The Labour Party itself stands credibly accused of anti-Semitism. The distinguished former Chief Rabbi of Britain, Lord Jonathan Sacks, has denounced Labour leader Jeremy Corbyn as an “anti-Semite” who “has given support to racists, terrorists, and dealers of hate who want to kill Jews and remove Israel from the map.” Corbyn openly associates with terrorists who murder Jews. He has publicly described Hamas and Hezbollah as his “friends.” The Iranian regime paid him to appear on a government television channel. And in 2016 he was photographed laying a wreath at the graves of members of the Black September terrorist organization that conducted the 1972 Munich Olympics massacre. In the photograph, Corbyn stood next to the chief of the terrorist organization PFLP.
Corbyn’s Jew-hatred is a running sore in British politics and has caused deep divisions in his own party. Earlier this month London’s Metropolitan Police made public a criminal investigation into Labour Party anti-Semitism. It is reasonable to suppose that the putative discovery of a mote in Scruton’s eye serves to detract attention from the beam in Jeremy Corbyn’s.
A 2014 speech Scruton gave in Budapest is the sole exhibit for the Labour party’s prosecution. During this speech, Scruton noted in passing that some Jewish intellectuals took a dim view of nationalism after the hideous experience of World War II, and that some moved in the orbit of George Soros, the preeminent adversary of the new Hungarian nationalism as exemplified by Prime Minister Viktor Orbán.
In response, an outpouring of support from the conservative camp has defended Scruton as “Britain’s greatest living philosopher,” “one of the great intellects of our age,” and “Britain’s most famous living philosopher.” I should like to add my voice to Sir Roger’s defense, first as a Jew, and second as a harsh critic of his work (see, for example, my First Things review of his recent book on Wagner). I have no prior reason to defend Scruton, but I am revolted by the Labour party’s spurious charges of anti-Semitism that trivialize a matter of urgent importance.

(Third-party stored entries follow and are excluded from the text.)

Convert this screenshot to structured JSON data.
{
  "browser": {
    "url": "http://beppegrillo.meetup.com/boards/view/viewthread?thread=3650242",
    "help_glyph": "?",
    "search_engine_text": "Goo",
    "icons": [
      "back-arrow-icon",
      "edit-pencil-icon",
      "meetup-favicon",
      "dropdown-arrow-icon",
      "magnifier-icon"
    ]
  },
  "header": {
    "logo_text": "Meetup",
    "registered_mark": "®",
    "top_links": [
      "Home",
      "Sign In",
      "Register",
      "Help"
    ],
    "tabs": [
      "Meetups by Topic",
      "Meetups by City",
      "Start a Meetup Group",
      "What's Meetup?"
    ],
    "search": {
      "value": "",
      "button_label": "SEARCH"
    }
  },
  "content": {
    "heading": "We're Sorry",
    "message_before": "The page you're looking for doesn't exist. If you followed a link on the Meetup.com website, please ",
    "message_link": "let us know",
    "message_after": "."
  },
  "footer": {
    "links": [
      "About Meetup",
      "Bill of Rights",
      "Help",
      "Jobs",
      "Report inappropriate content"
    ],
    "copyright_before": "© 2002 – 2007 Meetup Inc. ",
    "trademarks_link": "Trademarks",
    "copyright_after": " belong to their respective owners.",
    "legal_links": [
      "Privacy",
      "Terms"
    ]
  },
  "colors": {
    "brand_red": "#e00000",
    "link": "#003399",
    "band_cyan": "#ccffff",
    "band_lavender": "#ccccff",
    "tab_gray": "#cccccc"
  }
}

The distinguished British journalist Melanie Phillips, who has written frequently and fiercely on the matter of Jew-hatred, skewered the problem deftly:
Sir Roger said in a speech: “Many of the Budapest intelligentsia are Jewish, and form part of the extensive networks around the Soros Empire.” Cue claims of antisemitism. But here’s the whole passage from which those words have been taken:
“Many of the Budapest intelligentsia are Jewish, and form part of the extensive networks around the Soros Empire. People in these networks include many who are rightly suspicious of nationalism, regard nationalism as the major cause of the tragedy of Central Europe in the 20th century, and do not distinguish nationalism from the kind of national loyalty that I have defended in this talk. Moreover, as the world knows, indigenous antisemitism still plays a part in Hungarian society and politics, and presents an obstacle to the emergence of a shared national loyalty among ethnic Hungarians and Jews.”